Bi₂Se₃ is recognized as one of the most promising topological insulators, with substantial potential for industrial applications, particularly as a qubit in quantum computing. Realizing large-area growth using cost-effective methods is crucial for practical applications. This study presents an innovative approach for fabricating high-quality large-area Bi₂Se₃ thin films by combining Bi thermal evaporation with cracker selenization, which inherently supports scalability. The amorphous precursor—a Bi film capped with a Se layer—reacts with highly reactive cracked Se, forming crystalline Bi₂Se₃ thin films with layered structures. Prolonged selenization enhances the crystallinity of the Bi₂Se₃ thin films and significantly reduces their oxygen content by effectively substituting the O atoms with Se atoms. Thicker precursors require extended selenization to improve their crystallinity and are more susceptible to stress.

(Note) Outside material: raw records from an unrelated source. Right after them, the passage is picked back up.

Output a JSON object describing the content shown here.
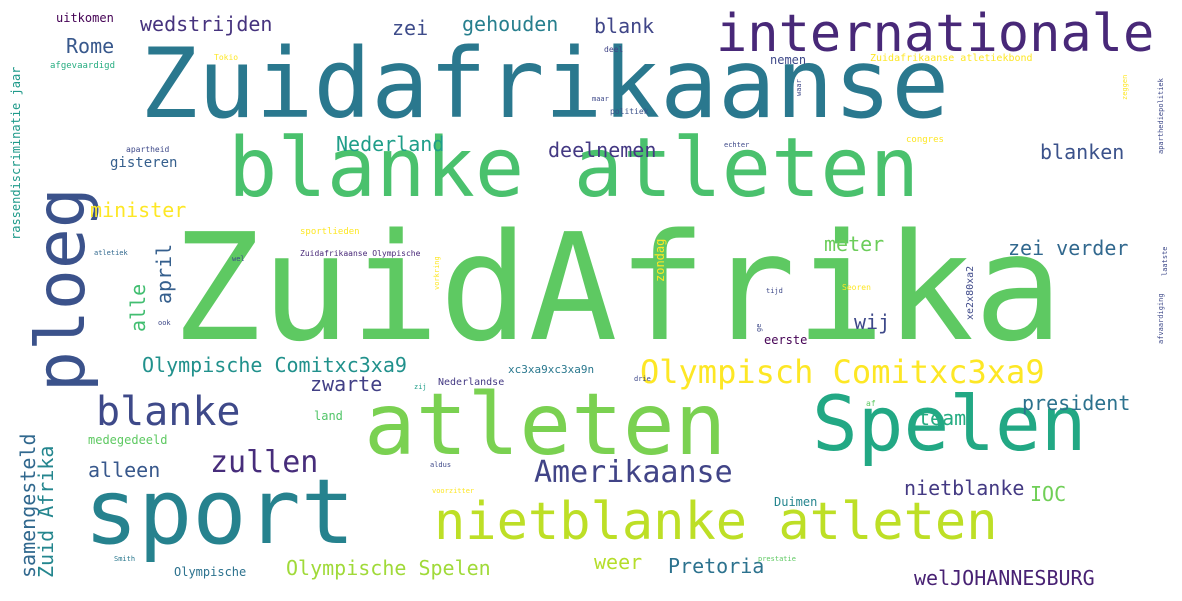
{
  "words": [
    {
      "text": "ZuidAfrika",
      "color": "#5ec962"
    },
    {
      "text": "Zuidafrikaanse",
      "color": "#2a788e"
    },
    {
      "text": "blanke atleten",
      "color": "#4ac16d"
    },
    {
      "text": "atleten",
      "color": "#7ad151"
    },
    {
      "text": "sport",
      "color": "#26828e"
    },
    {
      "text": "Spelen",
      "color": "#22a884"
    },
    {
      "text": "ploeg",
      "color": "#3b528b"
    },
    {
      "text": "internationale",
      "color": "#482878"
    },
    {
      "text": "nietblanke atleten",
      "color": "#bddf26"
    },
    {
      "text": "blanke",
      "color": "#3e4989"
    },
    {
      "text": "Olympisch Comitxc3xa9",
      "color": "#fde725"
    },
    {
      "text": "Amerikaanse",
      "color": "#414487"
    },
    {
      "text": "zullen",
      "color": "#472d7b"
    },
    {
      "text": "Olympische Comitxc3xa9",
      "color": "#21918c"
    },
    {
      "text": "Olympische Spelen",
      "color": "#a0da39"
    },
    {
      "text": "wedstrijden",
      "color": "#46337e"
    },
    {
      "text": "gehouden",
      "color": "#277f8e"
    },
    {
      "text": "Nederland",
      "color": "#1f9e89"
    },
    {
      "text": "deelnemen",
      "color": "#443983"
    },
    {
      "text": "blanken",
      "color": "#3b528b"
    },
    {
      "text": "zei verder",
      "color": "#31688e"
    },
    {
      "text": "minister",
      "color": "#fde725"
    },
    {
      "text": "Rome",
      "color": "#38588c"
    },
    {
      "text": "blank",
      "color": "#404688"
    },
    {
      "text": "zei",
      "color": "#3e4c8a"
    },
    {
      "text": "april",
      "color": "#355f8d"
    },
    {
      "text": "alle",
      "color": "#42be71"
    },
    {
      "text": "meter",
      "color": "#6ccd5a"
    },
    {
      "text": "wij",
      "color": "#3e4989"
    },
    {
      "text": "zwarte",
      "color": "#424086"
    },
    {
      "text": "president",
      "color": "#2c728e"
    },
    {
      "text": "team",
      "color": "#25ac82"
    },
    {
      "text": "alleen",
      "color": "#38588c"
    },
    {
      "text": "nietblanke",
      "color": "#443a83"
    },
    {
      "text": "IOC",
      "color": "#70cf57"
    },
    {
      "text": "samengesteld",
      "color": "#31688e"
    },
    {
      "text": "Zuid Afrika",
      "color": "#24868e"
    },
    {
      "text": "Pretoria",
      "color": "#2c728e"
    },
    {
      "text": "weer",
      "color": "#b5de2b"
    },
    {
      "text": "welJOHANNESBURG",
      "color": "#482173"
    },
    {
      "text": "zondag",
      "color": "#fde725"
    },
    {
      "text": "gisteren",
      "color": "#355f8d"
    },
    {
      "text": "rassendiscriminatie jaar",
      "color": "#1f9a8a"
    },
    {
      "text": "uitkomen",
      "color": "#440154"
    },
    {
      "text": "afgevaardigd",
      "color": "#27ad81"
    },
    {
      "text": "medegedeeld",
      "color": "#5ec962"
    },
    {
      "text": "Olympische",
      "color": "#2c728e"
    },
    {
      "text": "Duimen",
      "color": "#25858e"
    },
    {
      "text": "Nederlandse",
      "color": "#443983"
    },
    {
      "text": "land",
      "color": "#52c569"
    },
    {
      "text": "xc3xa9xc3xa9n",
      "color": "#2a788e"
    },
    {
      "text": "eerste",
      "color": "#440154"
    },
    {
      "text": "sportlieden",
      "color": "#fde725"
    },
    {
      "text": "Zuidafrikaanse Olympische",
      "color": "#482878"
    },
    {
      "text": "Zuidafrikaanse atletiekbond",
      "color": "#fde725"
    },
    {
      "text": "nemen",
      "color": "#3e4989"
    },
    {
      "text": "politiek",
      "color": "#3b528b"
    },
    {
      "text": "congres",
      "color": "#fde725"
    },
    {
      "text": "apartheid",
      "color": "#3e4989"
    },
    {
      "text": "aparthediepolitiek",
      "color": "#3e4989"
    },
    {
      "text": "afvaardiging",
      "color": "#3e4989"
    },
    {
      "text": "xe2x80xa2",
      "color": "#3e4989"
    },
    {
      "text": "Tokio",
      "color": "#fde725"
    },
    {
      "text": "Smith",
      "color": "#2a788e"
    },
    {
      "text": "prestatie",
      "color": "#5ec962"
    },
    {
      "text": "deel",
      "color": "#414487"
    },
    {
      "text": "aldus",
      "color": "#3e4989"
    },
    {
      "text": "voorzitter",
      "color": "#fde725"
    },
    {
      "text": "echter",
      "color": "#3e4989"
    },
    {
      "text": "atletiek",
      "color": "#31688e"
    },
    {
      "text": "af",
      "color": "#5ec962"
    },
    {
      "text": "drie",
      "color": "#3e4989"
    },
    {
      "text": "tijd",
      "color": "#3e4989"
    },
    {
      "text": "Seoren",
      "color": "#fde725"
    },
    {
      "text": "waar",
      "color": "#3e4989"
    },
    {
      "text": "zeggen",
      "color": "#fde725"
    },
    {
      "text": "vorkring",
      "color": "#fde725"
    },
    {
      "text": "ook",
      "color": "#3e4989"
    },
    {
      "text": "ge",
      "color": "#3e4989"
    },
    {
      "text": "laatste",
      "color": "#3e4989"
    },
    {
      "text": "wel",
      "color": "#3e4989"
    },
    {
      "text": "zij",
      "color": "#1f9e89"
    },
    {
      "text": "maar",
      "color": "#3e4989"
    }
  ]
}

Electrical transport measurements of Bi₂Se₃ films formed via selenization for 8 h reveal a long phase coherence length of >375 nm and a single surface state with a spin texture, which are unique properties of topological insulators. Uniform physical and optical properties are achieved across a substrate with a large 4-in diameter under optimized conditions. This novel method exhibits great potential for the industrial fabrication of high-quality large-area Bi₂Se₃ topological insulator thin films.